Langsung ke konten utama

Gelapnya Malam


Aku pernah membenci gelap malam dengan alasan terlalu menakutkan dan sangat mengganggu. Sekarang aku sedang menunggu gelap malam datang terasa sangat lama juga membosankan. Mungkin ini salah satu alasanku membenci gelap malam karena sangat menyakitkan hati. Menunggu dan terus menunggu bukanlah kehebatanku tapi apalah dayaku ini.

Entah apa mauku yang saat ini tengah menunggu gelapnya malam. Telah lama aku tak bertemu karena ia begitu menakutkan untukku. Mencoba berdamai kembali dengan gelapnya malam ternyata bukanlah hal yang mudah dan tetap harus kulakukan kalau tidak bagaimana aku berproses menjadi dewasa?.

Hei malam apa yang kau fikirkan tentangku setelah tahu bahwa diriku ini sangat membencimu. Apa dia juga membenciku karena selama ini kuacuhkan dan selalu cepat tertidur agar tak bertemu dengannya. Selama ini aku selalu menghindar dari gelapnya malam walau pun dia selalu ada disampingku.

Ia selalu sabar tetap tersenyum padaku dari kejauhan namun tetap kuabaikan karena ketakutanku terlalu mendalam untuknya. Kini aku merasa buruk karena telah membenci gelap malam yang selalu tetap tersenyum walau diabaikan. Aku mencoba berdamai dan menghampirinya dengan segenap hati menghancurkan rasa ketakutanku padanya.

Jujur saja takutku pada gelapnya malam tanpa sebab yang jelas bahkan aku saja tidak mengerti padahal ia selalu tersenyum padaku. Ia selalu memperhatikan bahkan melindungiku dari jauh sebisa mungkin. Dengan angkuhnya aku selalu mengacuhkan kehadirannya dan mendiamkan senyuman hangat yang ia berikan padaku.

Entah kenapa kini aku tak melihat lagi senyuman dari gelap malam karena selalu tertutup awan mendung bahkan ia terlihat menangis. Tangisannya membuatku sedikit merindukan senyuman hangat yang selalu ia berikan untukku.
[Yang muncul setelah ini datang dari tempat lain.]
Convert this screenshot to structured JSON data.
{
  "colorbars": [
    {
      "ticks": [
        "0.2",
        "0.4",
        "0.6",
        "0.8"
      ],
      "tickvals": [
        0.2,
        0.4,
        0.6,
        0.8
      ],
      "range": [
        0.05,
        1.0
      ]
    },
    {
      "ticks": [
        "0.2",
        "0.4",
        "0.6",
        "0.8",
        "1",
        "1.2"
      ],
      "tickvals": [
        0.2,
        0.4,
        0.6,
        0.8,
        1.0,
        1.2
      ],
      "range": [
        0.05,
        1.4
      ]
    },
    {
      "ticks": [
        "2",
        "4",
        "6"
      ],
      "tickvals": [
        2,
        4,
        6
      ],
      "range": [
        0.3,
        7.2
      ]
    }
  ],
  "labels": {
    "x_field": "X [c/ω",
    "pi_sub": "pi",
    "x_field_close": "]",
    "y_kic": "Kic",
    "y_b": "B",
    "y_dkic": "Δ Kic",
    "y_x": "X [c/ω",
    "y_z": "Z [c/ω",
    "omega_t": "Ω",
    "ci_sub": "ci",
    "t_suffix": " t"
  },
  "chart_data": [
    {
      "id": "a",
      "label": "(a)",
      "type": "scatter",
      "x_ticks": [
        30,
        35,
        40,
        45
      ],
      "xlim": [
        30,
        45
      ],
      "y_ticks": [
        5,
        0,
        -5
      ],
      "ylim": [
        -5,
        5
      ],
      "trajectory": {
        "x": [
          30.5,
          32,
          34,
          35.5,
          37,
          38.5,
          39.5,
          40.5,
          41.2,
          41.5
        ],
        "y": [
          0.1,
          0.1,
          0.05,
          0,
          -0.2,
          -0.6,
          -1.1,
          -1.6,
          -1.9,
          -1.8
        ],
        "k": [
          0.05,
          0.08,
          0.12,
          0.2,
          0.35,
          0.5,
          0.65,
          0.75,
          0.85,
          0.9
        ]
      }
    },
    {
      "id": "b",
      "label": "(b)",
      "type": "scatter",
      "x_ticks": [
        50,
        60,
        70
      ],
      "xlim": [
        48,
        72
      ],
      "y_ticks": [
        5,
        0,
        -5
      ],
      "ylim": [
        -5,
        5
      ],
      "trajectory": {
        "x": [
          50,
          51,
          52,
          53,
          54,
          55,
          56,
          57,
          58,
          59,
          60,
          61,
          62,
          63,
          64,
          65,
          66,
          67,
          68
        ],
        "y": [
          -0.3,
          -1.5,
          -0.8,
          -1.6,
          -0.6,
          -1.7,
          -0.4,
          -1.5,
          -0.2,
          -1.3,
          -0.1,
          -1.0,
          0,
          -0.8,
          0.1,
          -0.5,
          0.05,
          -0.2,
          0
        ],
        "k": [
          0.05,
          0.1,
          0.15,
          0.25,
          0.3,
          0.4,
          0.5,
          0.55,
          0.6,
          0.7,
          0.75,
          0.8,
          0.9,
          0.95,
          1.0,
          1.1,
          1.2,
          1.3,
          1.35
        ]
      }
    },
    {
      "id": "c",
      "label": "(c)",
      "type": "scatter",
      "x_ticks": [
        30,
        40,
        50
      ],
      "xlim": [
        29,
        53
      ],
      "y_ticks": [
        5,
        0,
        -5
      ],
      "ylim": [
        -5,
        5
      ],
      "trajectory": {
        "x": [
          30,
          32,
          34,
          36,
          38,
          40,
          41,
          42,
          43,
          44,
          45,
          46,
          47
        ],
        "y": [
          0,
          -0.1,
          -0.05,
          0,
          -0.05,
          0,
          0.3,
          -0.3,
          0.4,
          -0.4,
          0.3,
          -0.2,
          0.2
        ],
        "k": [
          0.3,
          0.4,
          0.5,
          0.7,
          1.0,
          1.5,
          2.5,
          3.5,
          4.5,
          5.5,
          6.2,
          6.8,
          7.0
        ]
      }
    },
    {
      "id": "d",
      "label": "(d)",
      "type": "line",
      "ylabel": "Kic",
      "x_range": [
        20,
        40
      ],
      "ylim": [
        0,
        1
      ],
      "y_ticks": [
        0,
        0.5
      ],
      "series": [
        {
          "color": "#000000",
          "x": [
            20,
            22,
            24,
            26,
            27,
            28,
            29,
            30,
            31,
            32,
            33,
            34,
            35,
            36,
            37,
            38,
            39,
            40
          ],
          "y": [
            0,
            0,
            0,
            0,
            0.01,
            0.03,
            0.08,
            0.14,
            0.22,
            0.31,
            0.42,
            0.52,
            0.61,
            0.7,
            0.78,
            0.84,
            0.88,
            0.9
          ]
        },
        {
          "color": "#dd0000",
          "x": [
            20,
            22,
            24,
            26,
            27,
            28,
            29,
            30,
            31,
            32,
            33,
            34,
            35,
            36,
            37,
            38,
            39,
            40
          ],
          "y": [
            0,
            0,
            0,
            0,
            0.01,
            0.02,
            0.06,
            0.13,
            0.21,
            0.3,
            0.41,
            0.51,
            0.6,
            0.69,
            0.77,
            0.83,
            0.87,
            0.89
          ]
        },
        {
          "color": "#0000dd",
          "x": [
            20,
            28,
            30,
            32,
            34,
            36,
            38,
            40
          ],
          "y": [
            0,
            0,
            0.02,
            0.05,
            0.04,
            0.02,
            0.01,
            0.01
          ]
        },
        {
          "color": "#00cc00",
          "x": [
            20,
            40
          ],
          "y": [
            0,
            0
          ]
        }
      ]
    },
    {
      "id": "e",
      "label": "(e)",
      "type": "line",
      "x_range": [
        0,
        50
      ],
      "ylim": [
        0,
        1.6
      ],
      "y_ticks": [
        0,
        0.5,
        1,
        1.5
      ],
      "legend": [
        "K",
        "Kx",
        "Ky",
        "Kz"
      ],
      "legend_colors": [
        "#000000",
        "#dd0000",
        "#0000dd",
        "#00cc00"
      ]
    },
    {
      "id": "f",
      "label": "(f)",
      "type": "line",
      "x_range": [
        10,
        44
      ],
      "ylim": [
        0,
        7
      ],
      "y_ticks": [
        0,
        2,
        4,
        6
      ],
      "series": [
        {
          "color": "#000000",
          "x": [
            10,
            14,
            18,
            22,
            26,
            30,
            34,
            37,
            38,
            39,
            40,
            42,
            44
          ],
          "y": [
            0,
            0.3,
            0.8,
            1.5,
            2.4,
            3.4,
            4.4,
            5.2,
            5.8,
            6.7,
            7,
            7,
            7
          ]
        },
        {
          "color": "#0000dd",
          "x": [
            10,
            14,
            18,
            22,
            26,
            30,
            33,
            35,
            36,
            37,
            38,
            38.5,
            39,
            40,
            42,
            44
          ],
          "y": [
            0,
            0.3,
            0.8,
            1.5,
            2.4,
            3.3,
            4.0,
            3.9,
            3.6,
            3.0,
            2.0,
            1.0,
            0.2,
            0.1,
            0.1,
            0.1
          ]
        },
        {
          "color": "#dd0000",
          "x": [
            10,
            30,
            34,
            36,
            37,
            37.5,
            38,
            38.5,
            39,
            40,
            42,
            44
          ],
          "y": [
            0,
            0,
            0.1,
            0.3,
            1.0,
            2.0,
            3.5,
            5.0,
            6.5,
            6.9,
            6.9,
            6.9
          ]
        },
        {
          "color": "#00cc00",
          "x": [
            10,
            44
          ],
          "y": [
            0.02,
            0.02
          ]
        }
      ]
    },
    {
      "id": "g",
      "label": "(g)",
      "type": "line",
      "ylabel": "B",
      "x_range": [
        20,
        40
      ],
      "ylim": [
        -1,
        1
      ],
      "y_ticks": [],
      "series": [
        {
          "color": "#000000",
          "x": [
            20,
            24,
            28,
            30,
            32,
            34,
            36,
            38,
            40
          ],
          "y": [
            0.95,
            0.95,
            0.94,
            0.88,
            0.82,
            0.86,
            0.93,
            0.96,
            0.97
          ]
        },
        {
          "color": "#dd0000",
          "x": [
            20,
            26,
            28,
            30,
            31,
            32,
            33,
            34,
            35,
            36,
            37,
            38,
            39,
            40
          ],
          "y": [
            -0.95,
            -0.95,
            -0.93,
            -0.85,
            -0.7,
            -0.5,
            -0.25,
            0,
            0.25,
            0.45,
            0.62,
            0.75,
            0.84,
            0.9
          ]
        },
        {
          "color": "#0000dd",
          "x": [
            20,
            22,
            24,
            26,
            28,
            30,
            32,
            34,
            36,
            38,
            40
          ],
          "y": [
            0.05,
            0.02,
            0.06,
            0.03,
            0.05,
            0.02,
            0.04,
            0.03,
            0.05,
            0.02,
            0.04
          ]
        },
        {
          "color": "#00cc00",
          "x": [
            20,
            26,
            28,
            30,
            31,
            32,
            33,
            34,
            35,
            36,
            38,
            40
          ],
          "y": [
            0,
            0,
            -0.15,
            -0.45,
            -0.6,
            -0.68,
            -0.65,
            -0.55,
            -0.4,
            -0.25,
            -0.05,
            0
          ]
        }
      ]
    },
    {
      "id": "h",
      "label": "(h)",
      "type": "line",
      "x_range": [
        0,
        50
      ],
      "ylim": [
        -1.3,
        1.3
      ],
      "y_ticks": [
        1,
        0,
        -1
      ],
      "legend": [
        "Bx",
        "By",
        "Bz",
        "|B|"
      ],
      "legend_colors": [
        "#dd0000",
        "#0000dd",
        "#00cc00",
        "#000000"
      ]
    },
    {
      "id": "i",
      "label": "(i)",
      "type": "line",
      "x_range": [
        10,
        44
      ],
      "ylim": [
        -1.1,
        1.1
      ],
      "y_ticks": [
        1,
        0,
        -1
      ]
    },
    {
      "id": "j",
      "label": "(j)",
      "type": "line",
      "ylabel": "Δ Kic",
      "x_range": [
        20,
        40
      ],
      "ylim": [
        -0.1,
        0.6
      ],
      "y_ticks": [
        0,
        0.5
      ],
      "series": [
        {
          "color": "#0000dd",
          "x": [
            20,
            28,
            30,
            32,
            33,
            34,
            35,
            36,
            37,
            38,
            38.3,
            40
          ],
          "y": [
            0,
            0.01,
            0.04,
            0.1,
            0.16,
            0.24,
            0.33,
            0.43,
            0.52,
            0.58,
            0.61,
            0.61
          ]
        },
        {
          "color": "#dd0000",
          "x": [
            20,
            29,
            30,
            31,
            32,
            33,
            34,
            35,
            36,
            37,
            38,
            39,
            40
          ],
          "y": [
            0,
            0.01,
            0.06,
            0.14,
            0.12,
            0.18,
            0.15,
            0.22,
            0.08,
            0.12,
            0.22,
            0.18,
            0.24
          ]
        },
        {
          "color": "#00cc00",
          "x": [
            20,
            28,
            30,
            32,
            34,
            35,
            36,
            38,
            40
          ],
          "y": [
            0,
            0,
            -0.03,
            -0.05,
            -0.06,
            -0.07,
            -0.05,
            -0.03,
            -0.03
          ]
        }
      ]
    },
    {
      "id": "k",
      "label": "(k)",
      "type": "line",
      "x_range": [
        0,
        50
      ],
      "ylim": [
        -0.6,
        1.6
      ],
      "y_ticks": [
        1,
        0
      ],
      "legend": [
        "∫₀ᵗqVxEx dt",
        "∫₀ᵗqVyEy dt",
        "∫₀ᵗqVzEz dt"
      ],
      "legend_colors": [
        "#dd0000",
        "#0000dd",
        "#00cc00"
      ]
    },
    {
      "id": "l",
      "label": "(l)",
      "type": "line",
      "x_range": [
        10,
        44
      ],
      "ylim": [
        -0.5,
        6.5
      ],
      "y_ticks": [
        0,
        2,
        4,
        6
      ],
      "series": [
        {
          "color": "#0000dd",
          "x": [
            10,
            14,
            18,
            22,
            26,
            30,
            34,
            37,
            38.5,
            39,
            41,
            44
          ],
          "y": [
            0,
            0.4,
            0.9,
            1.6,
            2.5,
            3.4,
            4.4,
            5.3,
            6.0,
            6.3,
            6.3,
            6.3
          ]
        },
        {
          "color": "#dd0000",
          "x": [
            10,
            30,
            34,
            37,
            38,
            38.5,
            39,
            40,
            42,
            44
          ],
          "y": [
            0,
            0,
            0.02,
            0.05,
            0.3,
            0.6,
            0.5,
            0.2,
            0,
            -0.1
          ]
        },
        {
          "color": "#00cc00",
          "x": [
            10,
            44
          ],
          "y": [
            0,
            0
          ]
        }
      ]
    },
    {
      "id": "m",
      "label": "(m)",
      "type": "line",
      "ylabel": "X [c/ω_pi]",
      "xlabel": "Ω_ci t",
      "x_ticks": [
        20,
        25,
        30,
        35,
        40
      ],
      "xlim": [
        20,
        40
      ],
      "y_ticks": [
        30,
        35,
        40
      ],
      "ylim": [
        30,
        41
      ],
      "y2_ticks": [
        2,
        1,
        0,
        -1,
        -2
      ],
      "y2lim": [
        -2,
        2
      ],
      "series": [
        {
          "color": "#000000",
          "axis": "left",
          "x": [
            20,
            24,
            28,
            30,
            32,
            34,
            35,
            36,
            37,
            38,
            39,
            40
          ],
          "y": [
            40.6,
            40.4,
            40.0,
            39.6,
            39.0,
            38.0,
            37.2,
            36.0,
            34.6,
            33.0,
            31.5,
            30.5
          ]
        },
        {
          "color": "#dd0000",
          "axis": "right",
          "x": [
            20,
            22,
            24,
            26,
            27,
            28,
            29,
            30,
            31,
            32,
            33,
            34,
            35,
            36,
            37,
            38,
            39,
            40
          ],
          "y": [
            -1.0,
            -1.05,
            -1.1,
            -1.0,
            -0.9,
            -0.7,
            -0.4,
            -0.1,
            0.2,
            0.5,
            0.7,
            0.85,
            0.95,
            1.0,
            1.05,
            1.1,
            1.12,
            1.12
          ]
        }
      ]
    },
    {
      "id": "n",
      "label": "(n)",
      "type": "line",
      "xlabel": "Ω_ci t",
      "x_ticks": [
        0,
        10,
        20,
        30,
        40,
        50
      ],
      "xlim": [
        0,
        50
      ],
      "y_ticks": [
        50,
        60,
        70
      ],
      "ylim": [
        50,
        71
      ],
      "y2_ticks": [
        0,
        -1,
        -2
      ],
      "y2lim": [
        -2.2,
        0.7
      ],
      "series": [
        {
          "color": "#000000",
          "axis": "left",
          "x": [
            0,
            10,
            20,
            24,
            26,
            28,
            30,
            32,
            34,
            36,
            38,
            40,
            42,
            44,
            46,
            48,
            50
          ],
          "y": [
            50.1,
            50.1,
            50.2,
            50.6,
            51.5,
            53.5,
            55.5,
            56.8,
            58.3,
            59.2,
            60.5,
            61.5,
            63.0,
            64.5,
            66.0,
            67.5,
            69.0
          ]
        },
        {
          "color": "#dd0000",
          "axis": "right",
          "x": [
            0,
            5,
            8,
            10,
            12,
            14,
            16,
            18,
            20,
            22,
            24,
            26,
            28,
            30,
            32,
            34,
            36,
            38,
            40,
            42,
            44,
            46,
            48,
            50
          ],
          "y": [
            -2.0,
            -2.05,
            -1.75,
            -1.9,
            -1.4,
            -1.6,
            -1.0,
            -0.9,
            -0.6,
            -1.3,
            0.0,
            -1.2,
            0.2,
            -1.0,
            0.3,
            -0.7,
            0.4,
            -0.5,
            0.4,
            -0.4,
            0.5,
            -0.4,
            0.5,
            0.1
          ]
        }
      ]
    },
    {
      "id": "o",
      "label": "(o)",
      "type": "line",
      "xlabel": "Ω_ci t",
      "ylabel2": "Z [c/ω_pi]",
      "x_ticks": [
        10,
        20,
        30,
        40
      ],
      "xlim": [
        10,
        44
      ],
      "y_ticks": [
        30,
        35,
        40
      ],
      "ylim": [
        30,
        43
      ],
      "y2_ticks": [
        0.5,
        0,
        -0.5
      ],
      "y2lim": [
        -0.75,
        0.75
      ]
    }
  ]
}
Dengan sabar ia melindungi tanpa ku hiraukan sedikit pun. Mungkin sebenarnya aku terlalu nyaman karena perlindungannya yang begitu hebat ia berikan untukku.
Sakitnya kini telah kurasakan dengan dingin menusuk tulang yang ia berikan saat ini. Gambaran sakit yang dirasakannya terlihat jelas dari hujan deras disetiap kali ia datang. Kini aku menunggu kehadirannya untuk meminta maaf karena selalu mengabaikannya namun terlihat jelas sakit yang ia rasakan karenaku tak bisa lagi dibendung.

Semakin derasnya hujan terlihat begitu jelas sakit yang ia rasakan. Walau pun tangisannya sudah berhenti tetap rasa dinginnya masih ada dan akan selalu terasa. Sebenarnya aku ingin mengatakan sesuatu pada gelapnya malam. Selama ini aku sedang mencari jawaban atas pertanyaan kenapa begitu membencinya.

Gelapnya malam terlalu menakutkan untukku sampai tak ingin menemuinya lagi. Ia begitu mempesona saat hadir sehingga membuatku takut terlalu jatuh hati pada indahnya. Ia bukan ditakdirkan untukku miliki jadi aku sangat takut akan kehilangannya. Membencinya karena tak bisa kumiliki sepenuhnya adalah alasan utama untuk menghindar darinya Tanpaku sadari dengan menghindar justru membuatku lebih memikirkannya. Yang bisa kulakukan saat ini adalah menunggunya datang meskipun tanpa senyuman hangat yang dulu pernah ia berikan padaku.
Terimakasihku ucapkan untuk kehangatan yang pernah kau berikan padaku dan saat ini aku merindukanmu malam.